Earnings Report /
Sri Lanka

Hemas Holdings: Meaningful recovery in FY 21; revise TP

    Asia Securities
    15 August 2019
    Published by

    With FY 20e earnings depressed due to a number of external reasons, we value the stock on our FY 21e earnings, which we believe shows normalised earnings of the group. As such, including revisions to our estimates, our sum-of-the-parts valuation based target price goes up to LKR83.80/share (previously LKR70.50). Including a dividend of LKR1.50/share, we derive a total return of +13.6%. Hold. Excluding one-off items, HEMS reported a net loss to equity holders of LKR486mn for the quarter stemming from low profitability across all segments. While all segments are seeing a recovery, albeit at a slow pace, we believe FY 20e results in general will be subdued. We expect a meaningful recovery to come through only in FY 21e. Despite the short-term headwinds currently at hand, we believe the group’s fundamental growth story remains intact. As a result of the stock trading at discounted valuations, we believe it is an apt time to enter the stock for an investor looking for long-term returns.

    Pharma distribution to cushion impact from low hospital and MORI earnings 

    Excluding one-off expenses, segment net profits came in at LKR234mn, down 31.0% yoy, mainly driven by hospitals and MORI. Looking at FY 20e, we expect the pharma distribution business to drive top line growth as a result of the recent price increases. However, segment profitability will be somewhat pressured due to 1) low profitability at hospitals and MORI, 2) additional expenses for the ‘Route to market’ project, 3) higher interest expenses from loans for working capital and MORI’s new plant, and 4) startup losses.

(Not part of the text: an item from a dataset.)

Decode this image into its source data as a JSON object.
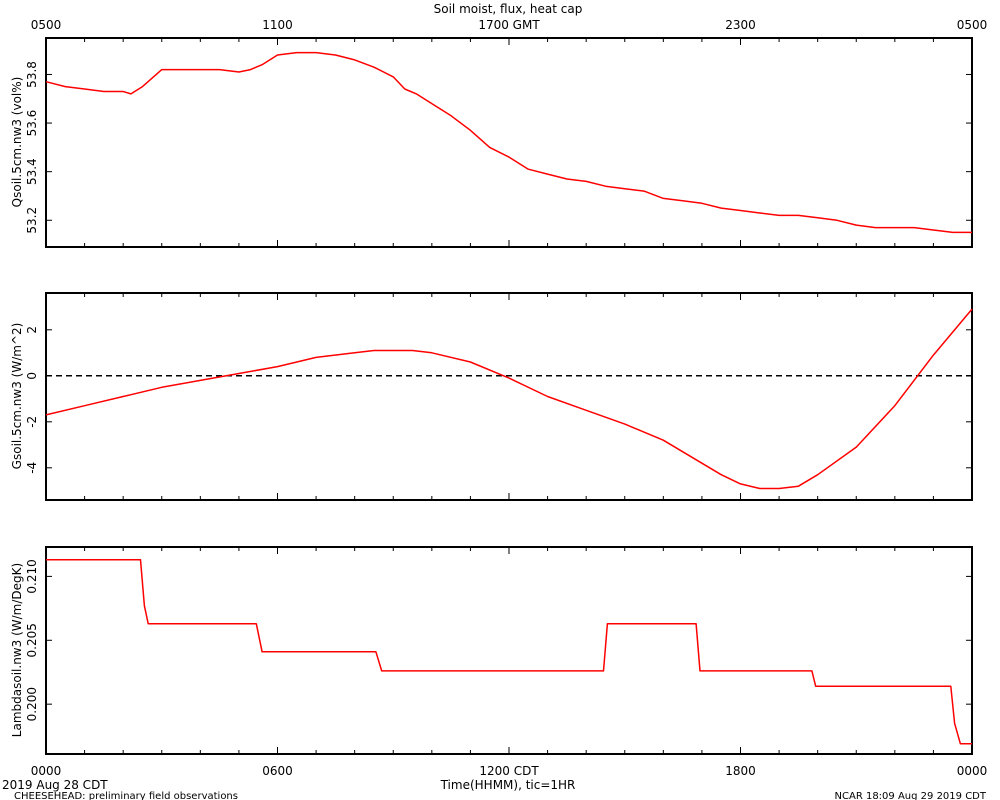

    Consumer recovery slowly begins post-April events; spending recovery in H2 

    The consumer segment reported a net profit of LKR26mn in Q1 FY 20 (excluding one-off items), down from LKR 468mn in Q1 FY 19. We expect the FMCG business to be pressured in FY 20e due to 1) low domestic H&PC and MORI volumes as consumers prolong replenishment and remain cautious of spending on non-discretionary items. On profitability, a higher marketing spend at both domestic and Bangladeshi markets will add to margin pressure. While a number of consumer-friendly policies will be implemented from July 2019 onwards to kick start consumer spending in mid-FY 20, we believe meaningful recovery of Consumer earnings will come through only in FY 21e.

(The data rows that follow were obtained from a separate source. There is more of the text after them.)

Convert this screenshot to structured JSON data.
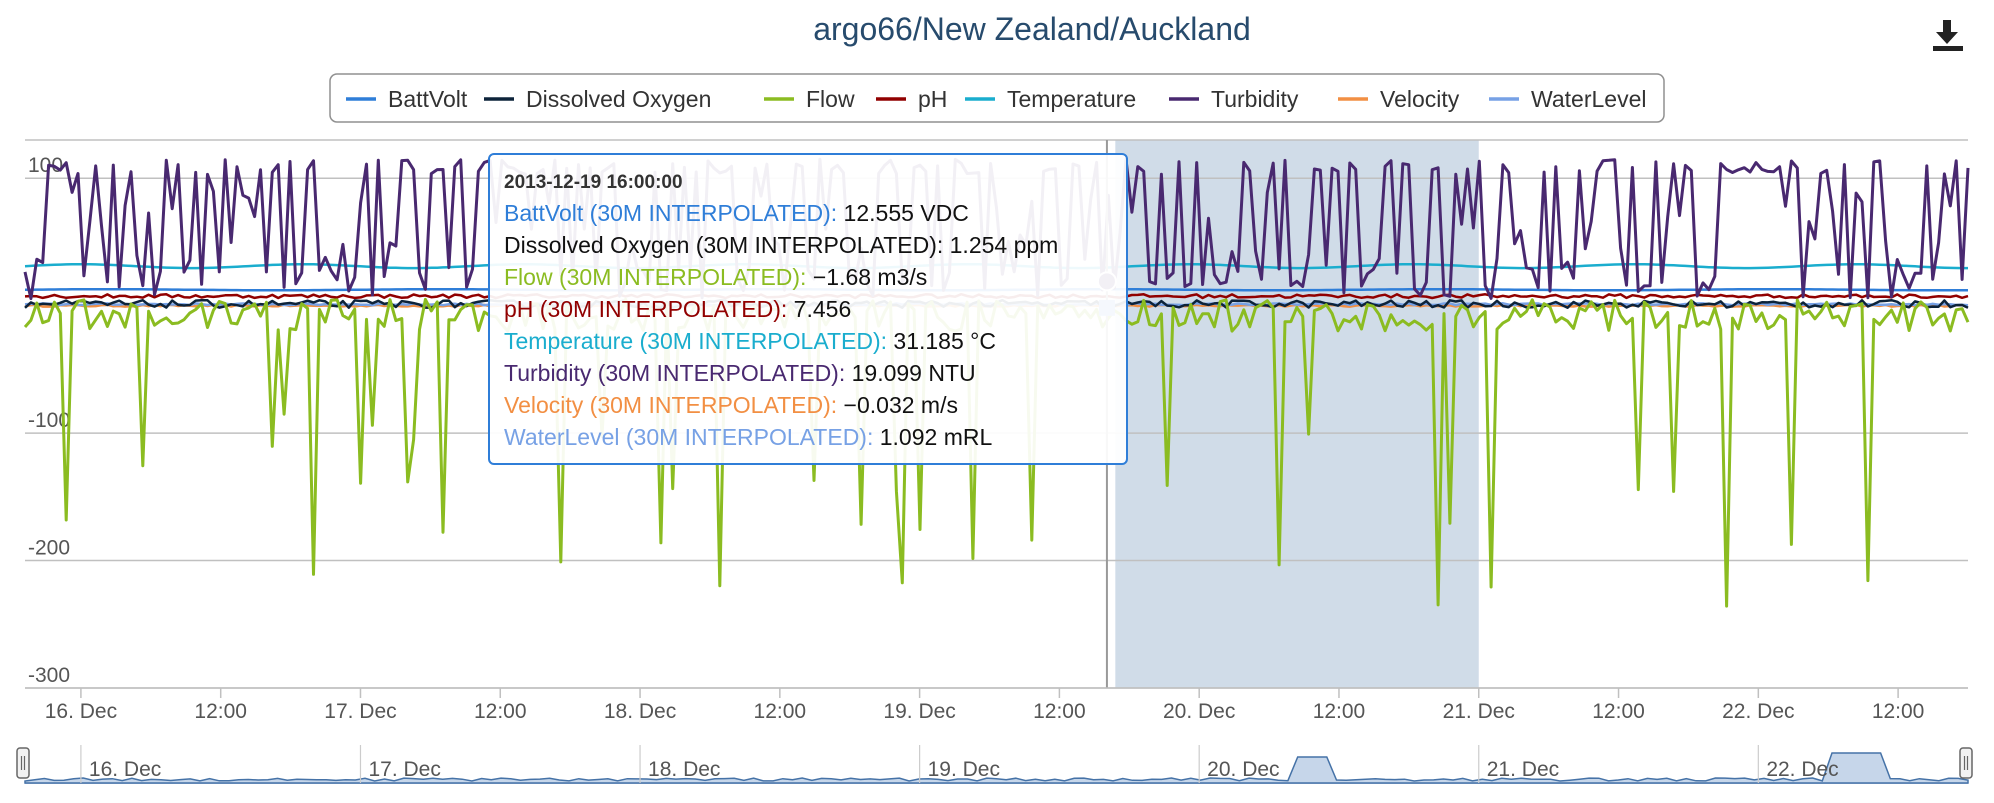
{
  "title": "argo66/New Zealand/Auckland",
  "colors": {
    "BattVolt": "#2f7ed8",
    "Dissolved Oxygen": "#0d233a",
    "Flow": "#8bbc21",
    "pH": "#910000",
    "Temperature": "#1aadce",
    "Turbidity": "#492970",
    "Velocity": "#f28f43",
    "WaterLevel": "#77a1e5",
    "grid": "#c0c0c0",
    "selection_band": "#d0dce8",
    "navigator_fill": "#c6d6ea"
  },
  "export_icon": "download-icon",
  "chart_data": {
    "type": "line",
    "title": "argo66/New Zealand/Auckland",
    "legend_position": "top",
    "y_ticks": [
      "100",
      "-100",
      "-200",
      "-300"
    ],
    "ylim": [
      -300,
      130
    ],
    "x_ticks": [
      "16. Dec",
      "12:00",
      "17. Dec",
      "12:00",
      "18. Dec",
      "12:00",
      "19. Dec",
      "12:00",
      "20. Dec",
      "12:00",
      "21. Dec",
      "12:00",
      "22. Dec",
      "12:00"
    ],
    "navigator_ticks": [
      "16. Dec",
      "17. Dec",
      "18. Dec",
      "19. Dec",
      "20. Dec",
      "21. Dec",
      "22. Dec"
    ],
    "x_start_day": 15.8,
    "x_end_day": 22.75,
    "highlight_band_days": [
      19.7,
      21.0
    ],
    "crosshair_day": 19.67,
    "series": [
      {
        "name": "BattVolt",
        "level": 12.5
      },
      {
        "name": "Dissolved Oxygen",
        "level": 1.3
      },
      {
        "name": "Flow",
        "level": -5
      },
      {
        "name": "pH",
        "level": 7.5
      },
      {
        "name": "Temperature",
        "level": 31
      },
      {
        "name": "Turbidity",
        "level": 20
      },
      {
        "name": "Velocity",
        "level": 0
      },
      {
        "name": "WaterLevel",
        "level": 1.1
      }
    ],
    "tooltip": {
      "date": "2013-12-19 16:00:00",
      "rows": [
        {
          "label": "BattVolt (30M INTERPOLATED):",
          "value": "12.555 VDC",
          "series": "BattVolt"
        },
        {
          "label": "Dissolved Oxygen (30M INTERPOLATED):",
          "value": "1.254 ppm",
          "series": "Dissolved Oxygen"
        },
        {
          "label": "Flow (30M INTERPOLATED):",
          "value": "−1.68 m3/s",
          "series": "Flow"
        },
        {
          "label": "pH (30M INTERPOLATED):",
          "value": "7.456",
          "series": "pH"
        },
        {
          "label": "Temperature (30M INTERPOLATED):",
          "value": "31.185 °C",
          "series": "Temperature"
        },
        {
          "label": "Turbidity (30M INTERPOLATED):",
          "value": "19.099 NTU",
          "series": "Turbidity"
        },
        {
          "label": "Velocity (30M INTERPOLATED):",
          "value": "−0.032 m/s",
          "series": "Velocity"
        },
        {
          "label": "WaterLevel (30M INTERPOLATED):",
          "value": "1.092 mRL",
          "series": "WaterLevel"
        }
      ]
    }
  }
}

    Leisure net loss as expected; winter bookings beginning to look promising

    Segment net losses came in at LKR 85mn in Q1 with SHOT recording an average occupancy of 42.0%. Forward bookings for the winter season are beginning to pickup at a steady level, however, still lower than the previous winter season. Our key concern for FY 20e is any risk of further communal violence in the country with elections expected to be held during December 2019, which could deter travelers.

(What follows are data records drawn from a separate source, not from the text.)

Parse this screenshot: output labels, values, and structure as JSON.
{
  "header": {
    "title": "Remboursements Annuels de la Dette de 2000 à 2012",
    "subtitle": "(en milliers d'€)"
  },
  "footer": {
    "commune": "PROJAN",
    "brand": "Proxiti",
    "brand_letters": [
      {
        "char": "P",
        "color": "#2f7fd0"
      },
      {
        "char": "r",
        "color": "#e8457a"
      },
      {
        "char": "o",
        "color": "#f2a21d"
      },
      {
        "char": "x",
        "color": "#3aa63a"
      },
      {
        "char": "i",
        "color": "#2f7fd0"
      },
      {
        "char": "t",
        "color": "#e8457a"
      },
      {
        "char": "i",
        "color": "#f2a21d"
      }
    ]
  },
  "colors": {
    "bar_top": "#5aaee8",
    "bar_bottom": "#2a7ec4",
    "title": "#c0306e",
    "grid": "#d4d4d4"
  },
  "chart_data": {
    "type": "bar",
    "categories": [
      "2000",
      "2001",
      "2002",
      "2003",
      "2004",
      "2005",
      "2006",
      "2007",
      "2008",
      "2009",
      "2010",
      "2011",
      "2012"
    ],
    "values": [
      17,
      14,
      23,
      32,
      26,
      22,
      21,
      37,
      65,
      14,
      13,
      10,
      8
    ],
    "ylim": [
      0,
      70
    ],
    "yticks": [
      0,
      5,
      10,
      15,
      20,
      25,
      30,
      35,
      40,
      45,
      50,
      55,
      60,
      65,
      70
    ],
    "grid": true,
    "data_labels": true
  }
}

    We revise our TP to LKR 83.80/share and maintain our Hold rating

    With FY 20e earnings depressed due to a number of external reasons, we value the stock on our FY 21e earnings. As such, our sum-of-the-parts valuation based target price goes up to LKR83.80/share (previously LKR70.50). Including a dividend of LKR 1.50/share, we derive a total return of +13.6%. Hold.